In FY 2012-13, 24 WEDC employees received merit awards totaling $77,700. Merit awards, which ranged from $1,000 to $5,000 per award, were given to employees across multiple WEDC divisions. In addition, merit awards totaling $7,500 for three employees were approved in FY 2012-13 but were paid in FY 2013-14. We note that the approval of merit awards for these three employees was not documented in accordance with WEDC’s procedures.
In addition to merit awards, WEDC managers may give their employees recognition awards of either one or two $25 gift cards. Employees select the desired gift card(s) from a predetermined list of entities. Employees are eligible to receive multiple recognition awards during the year. In December 2012 and January 2013, WEDC staff purchased 87 gift cards totaling $2,175 from six entities. In FY 2012-13, 12 WEDC employees received 21 gift cards, with a total value of $525, as recognition awards. WEDC staff indicated that they performed a review, implemented physical controls, and separated duties related to gift cards in early 2014. We will further review WEDC’s procedures related to gift cards in our next biennial audit.
And what have we gotten with this strategy of funneling job incentives to this crony-laden, sketchy organization? The worst job growth in the Midwest, and more money being paid on WEDC staff salaries than going to actual companies.

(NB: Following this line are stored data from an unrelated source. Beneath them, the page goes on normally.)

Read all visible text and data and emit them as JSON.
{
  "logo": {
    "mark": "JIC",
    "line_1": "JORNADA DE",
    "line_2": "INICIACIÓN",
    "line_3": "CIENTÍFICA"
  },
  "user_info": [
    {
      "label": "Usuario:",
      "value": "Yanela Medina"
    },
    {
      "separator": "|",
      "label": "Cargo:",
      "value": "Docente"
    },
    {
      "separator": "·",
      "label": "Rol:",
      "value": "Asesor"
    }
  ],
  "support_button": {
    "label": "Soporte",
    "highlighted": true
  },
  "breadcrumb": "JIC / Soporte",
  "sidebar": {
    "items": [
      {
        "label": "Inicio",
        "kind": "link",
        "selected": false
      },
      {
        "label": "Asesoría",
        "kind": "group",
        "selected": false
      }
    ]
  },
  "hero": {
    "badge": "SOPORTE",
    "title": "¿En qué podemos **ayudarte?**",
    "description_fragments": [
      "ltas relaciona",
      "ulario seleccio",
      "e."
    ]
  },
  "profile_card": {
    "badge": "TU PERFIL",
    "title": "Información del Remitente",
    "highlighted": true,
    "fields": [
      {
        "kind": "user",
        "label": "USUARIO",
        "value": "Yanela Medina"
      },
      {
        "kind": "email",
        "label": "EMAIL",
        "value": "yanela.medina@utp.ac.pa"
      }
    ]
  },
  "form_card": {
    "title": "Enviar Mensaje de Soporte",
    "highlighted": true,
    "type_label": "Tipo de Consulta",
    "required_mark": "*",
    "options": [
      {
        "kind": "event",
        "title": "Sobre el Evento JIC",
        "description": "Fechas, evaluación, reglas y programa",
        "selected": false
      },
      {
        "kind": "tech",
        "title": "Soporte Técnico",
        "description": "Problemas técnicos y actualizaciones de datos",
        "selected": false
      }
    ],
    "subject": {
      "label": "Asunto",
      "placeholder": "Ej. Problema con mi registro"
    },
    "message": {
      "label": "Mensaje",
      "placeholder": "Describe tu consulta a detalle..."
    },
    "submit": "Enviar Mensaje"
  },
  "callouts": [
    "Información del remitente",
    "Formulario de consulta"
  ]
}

So what the hell’s going on out there, and what the REAL goal of WEDC is? You’d think a few more journalists other than Greg Neumann would want to find out. Strangely, “No Quarter Journal-Sentinel Watchdog” Dan Bice refuses to go after WEDC’s copy-catting, double-talk and underperformance. Is it because Danny hasn’t gotten the order from JournalComm management and hasn’t gotten the tips from his right-wing sources, so he won’t report on it? Inquiring minds such as me and Mike Plaisted want to know.